Inconsistent times when profiling Vulkan-based render engine compared to D3D11 profiling

Hi,

We are currently completing the implementation of Vulkan in our render engine.

We compared the performance of the Vulkan-based renderer to the previous D3D11-based one.

Using a typical scene, we achieve 136 FPS (7.35ms) with D3D11 and 129 FPS (7.75ms) with the current Vulkan renderer.

However, we profiling both with NSight, we got weird timings. While the D3D11 range profiler shows expected duration, the times shown for the various actions, as well as the entire frame (about 17ms), are completely off when compared to the framerate given above. This makes any optimisation investigation impossible…

Are we doing anything wrong ?

See the D3D11 capture:

And the Vulkan capture:

Any idea ?

I used a RTX 2060 SUPER for that, with Windows 10 21H1 (19043.1202), NSight Graphics 2021.4 and NVidia drivers version 471.96.

Thanks a lot !

PS: BTW NSight reports a weird error on my Windows 10 system (“Unsupported OS detected: Windows 7. Not all Nsight features are supported on this version of Windows. Your debug session may become unstable.”)

Hello,
Thank you for using Nsight Graphics and sorry you ran into these issues. I have filed a bug on your behalf for our engineering team to investigate / resolve. In the meantime I also want to point to another feature within Nsight Graphics that you can try and that is GPU Trace. Let me know if this helps.

Regards,

Hi,

Do you have any update regarding this issue ?

It is still present in the latest 2022.1, and occurs with all the GPUs we have here (2060 super, 3060 Ti, 3070, 3070Ti, 3080 etc.)…

It is very annoying to not have any Vulkan profiler that gives correct timings…

Hello,

We were wondering were you able to try GPU Trace as suggested previously? We were hoping this would at least unblock your profiling needs. Also is it possible for you to profile a cpp capture of your app, to try to isolate profiling vs replay? This may help us to distinguish between “replay induced” and “timestamping induced” WFIs.

Hello,

We were wondering were you able to try GPU Trace as suggested previously? We were hoping this would at least unblock your profiling needs. Also is it possible for you to profile a cpp capture of your app, to try to isolate profiling vs replay?
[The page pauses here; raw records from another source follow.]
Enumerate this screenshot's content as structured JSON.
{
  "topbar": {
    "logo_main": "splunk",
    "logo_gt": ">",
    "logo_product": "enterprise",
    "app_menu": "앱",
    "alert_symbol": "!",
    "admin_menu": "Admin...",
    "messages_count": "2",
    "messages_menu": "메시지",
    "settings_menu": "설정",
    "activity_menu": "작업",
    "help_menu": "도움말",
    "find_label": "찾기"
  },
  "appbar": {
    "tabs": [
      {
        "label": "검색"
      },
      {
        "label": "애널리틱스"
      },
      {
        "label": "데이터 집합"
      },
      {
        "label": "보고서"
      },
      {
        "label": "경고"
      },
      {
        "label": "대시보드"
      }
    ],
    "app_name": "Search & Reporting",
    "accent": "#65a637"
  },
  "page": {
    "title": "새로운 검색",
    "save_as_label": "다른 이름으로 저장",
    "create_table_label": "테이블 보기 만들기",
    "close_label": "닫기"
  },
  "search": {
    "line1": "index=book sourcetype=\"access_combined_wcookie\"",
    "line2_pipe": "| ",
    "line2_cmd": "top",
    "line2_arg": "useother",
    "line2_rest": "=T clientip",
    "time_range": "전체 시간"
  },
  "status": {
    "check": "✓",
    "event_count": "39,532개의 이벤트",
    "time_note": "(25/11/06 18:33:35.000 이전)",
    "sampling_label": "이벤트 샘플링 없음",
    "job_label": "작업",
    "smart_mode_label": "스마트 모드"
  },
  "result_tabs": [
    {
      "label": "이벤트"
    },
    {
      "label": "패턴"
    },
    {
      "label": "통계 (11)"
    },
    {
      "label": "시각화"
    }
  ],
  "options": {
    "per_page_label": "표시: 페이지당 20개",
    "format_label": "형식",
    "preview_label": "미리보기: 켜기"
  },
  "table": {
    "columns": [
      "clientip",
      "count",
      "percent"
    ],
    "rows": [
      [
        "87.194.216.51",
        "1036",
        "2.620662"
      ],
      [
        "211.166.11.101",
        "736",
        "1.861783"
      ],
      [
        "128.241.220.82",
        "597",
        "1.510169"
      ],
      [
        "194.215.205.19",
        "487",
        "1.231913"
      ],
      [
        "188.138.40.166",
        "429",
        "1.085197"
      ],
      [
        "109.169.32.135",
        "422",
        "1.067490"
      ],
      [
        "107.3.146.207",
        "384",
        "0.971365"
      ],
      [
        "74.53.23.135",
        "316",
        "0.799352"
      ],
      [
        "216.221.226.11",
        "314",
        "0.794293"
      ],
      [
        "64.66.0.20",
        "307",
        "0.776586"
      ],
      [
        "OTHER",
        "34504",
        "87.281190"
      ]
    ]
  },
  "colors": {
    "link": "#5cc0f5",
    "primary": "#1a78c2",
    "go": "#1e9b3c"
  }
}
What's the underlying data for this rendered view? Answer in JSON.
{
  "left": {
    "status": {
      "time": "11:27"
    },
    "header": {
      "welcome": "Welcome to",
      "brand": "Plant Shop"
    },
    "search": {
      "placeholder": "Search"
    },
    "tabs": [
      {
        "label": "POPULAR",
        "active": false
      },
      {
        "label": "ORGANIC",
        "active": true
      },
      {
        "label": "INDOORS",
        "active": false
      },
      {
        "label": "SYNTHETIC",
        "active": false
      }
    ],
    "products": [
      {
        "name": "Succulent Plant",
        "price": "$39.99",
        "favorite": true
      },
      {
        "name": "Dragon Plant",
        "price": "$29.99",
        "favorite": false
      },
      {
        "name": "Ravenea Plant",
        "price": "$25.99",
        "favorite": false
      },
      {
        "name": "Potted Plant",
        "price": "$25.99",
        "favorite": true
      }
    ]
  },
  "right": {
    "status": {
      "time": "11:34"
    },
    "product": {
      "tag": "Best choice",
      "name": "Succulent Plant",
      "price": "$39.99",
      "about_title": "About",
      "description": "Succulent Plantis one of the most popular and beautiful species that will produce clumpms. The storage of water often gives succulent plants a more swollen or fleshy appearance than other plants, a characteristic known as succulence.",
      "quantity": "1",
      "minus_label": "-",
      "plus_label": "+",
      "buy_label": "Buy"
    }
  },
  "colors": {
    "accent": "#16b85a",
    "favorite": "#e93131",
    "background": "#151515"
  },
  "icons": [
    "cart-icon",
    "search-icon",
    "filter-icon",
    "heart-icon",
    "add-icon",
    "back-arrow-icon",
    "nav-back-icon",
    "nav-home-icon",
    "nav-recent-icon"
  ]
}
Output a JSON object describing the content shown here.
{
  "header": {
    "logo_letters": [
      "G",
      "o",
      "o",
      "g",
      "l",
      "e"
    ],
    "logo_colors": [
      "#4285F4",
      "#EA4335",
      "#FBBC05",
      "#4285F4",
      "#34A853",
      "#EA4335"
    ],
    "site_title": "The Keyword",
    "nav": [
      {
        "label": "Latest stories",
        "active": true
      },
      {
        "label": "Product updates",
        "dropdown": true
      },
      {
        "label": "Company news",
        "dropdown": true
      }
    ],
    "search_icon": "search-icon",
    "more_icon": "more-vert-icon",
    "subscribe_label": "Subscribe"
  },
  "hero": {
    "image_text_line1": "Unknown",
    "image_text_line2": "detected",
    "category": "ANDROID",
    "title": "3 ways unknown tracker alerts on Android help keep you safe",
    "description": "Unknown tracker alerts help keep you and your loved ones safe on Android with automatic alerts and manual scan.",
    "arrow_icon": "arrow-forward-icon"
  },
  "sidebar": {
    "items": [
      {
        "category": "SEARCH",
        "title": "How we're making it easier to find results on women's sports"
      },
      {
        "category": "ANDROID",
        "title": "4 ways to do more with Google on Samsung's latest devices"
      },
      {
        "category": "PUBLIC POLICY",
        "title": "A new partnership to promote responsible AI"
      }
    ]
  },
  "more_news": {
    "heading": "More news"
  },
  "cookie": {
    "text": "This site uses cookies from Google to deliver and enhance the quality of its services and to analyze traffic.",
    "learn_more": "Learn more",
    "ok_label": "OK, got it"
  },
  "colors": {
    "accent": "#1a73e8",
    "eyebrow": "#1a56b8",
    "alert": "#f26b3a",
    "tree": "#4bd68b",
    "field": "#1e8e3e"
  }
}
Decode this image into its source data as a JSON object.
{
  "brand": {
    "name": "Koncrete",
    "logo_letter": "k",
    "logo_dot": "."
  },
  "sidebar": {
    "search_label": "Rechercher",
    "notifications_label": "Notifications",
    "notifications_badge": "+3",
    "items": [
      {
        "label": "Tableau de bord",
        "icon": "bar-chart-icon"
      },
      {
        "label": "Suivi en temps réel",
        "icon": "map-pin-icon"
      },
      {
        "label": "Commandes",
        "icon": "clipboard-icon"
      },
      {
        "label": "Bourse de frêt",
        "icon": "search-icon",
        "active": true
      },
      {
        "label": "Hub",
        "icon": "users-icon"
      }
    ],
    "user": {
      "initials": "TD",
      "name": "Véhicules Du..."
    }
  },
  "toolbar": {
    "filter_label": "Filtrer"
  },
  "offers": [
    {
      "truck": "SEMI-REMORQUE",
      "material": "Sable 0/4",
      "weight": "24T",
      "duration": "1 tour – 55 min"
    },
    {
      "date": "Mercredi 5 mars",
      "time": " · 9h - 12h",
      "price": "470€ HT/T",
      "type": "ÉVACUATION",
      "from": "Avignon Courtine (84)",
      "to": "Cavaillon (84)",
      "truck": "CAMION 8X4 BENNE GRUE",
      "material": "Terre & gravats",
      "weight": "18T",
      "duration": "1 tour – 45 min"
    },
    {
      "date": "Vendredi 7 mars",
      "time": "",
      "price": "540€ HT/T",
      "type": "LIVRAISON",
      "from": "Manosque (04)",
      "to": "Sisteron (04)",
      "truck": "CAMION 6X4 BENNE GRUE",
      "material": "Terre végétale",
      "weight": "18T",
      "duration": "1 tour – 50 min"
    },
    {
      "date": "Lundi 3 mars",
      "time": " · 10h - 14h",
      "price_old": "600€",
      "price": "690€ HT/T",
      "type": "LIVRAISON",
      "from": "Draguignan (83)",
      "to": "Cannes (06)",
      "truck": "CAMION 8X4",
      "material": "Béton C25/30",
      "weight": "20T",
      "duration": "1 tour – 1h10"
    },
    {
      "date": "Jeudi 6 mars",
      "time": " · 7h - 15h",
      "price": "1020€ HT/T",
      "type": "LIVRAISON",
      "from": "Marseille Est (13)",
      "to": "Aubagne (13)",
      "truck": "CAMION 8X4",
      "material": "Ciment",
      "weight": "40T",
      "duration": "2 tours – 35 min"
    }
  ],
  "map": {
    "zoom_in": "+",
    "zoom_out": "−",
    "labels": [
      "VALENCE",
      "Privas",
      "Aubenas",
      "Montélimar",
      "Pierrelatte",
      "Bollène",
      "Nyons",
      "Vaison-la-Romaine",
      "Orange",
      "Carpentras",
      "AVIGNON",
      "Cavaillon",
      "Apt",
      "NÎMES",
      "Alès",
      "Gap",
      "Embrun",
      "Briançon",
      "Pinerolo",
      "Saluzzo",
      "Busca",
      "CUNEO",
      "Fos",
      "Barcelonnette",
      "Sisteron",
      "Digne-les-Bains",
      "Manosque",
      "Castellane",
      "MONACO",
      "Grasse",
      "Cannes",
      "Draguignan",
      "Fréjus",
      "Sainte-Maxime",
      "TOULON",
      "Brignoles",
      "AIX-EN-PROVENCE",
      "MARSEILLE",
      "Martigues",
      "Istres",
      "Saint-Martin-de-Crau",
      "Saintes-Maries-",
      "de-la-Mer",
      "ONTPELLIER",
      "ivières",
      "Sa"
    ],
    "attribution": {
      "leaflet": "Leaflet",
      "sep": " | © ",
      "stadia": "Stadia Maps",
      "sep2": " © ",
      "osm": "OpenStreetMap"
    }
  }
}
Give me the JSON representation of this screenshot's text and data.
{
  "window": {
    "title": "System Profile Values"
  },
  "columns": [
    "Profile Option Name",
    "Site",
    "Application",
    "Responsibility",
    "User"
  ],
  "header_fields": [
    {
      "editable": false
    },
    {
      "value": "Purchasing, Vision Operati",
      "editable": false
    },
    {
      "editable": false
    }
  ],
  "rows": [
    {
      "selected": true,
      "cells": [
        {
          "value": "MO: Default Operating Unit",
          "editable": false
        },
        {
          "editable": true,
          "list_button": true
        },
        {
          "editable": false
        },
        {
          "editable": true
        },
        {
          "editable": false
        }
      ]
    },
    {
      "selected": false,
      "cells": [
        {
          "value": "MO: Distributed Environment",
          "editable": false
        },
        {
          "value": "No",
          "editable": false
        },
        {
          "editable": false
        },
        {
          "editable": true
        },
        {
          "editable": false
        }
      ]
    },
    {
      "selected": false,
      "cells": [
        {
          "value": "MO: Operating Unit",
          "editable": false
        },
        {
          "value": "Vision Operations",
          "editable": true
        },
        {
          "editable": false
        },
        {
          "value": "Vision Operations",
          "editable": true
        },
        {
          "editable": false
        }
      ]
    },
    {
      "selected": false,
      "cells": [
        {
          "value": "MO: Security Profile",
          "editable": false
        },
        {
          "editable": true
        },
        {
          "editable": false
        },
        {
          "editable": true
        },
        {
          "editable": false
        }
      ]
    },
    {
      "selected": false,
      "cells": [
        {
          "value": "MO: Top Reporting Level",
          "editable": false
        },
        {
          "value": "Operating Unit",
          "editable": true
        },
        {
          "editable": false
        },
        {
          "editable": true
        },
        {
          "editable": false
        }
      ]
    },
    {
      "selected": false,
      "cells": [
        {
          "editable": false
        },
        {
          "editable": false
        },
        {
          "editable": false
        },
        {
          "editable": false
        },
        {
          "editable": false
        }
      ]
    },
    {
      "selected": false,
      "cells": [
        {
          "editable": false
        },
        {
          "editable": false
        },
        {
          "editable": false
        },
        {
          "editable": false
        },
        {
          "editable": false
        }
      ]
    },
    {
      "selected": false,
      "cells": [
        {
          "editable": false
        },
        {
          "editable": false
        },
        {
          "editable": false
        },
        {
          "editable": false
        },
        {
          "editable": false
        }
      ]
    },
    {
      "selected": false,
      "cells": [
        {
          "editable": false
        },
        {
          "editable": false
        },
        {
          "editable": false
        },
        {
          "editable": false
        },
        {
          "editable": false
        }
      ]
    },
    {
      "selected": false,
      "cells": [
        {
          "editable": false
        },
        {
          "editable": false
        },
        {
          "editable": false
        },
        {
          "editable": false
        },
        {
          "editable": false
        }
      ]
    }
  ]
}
This may help us to distinguish between “replay induced” and “timestamping induced” WFIs.

HI Darrell,

Thanks for getting back to me, I really apologize for the late answer, it has been busy days here :/

Anyway, yes, I’ve been able to try using GPU trace and I confirm timings are correct using that activity (NSight 2022.1.1).

I’ve also make a cpp capture of a test scene. I’ll send you a PM.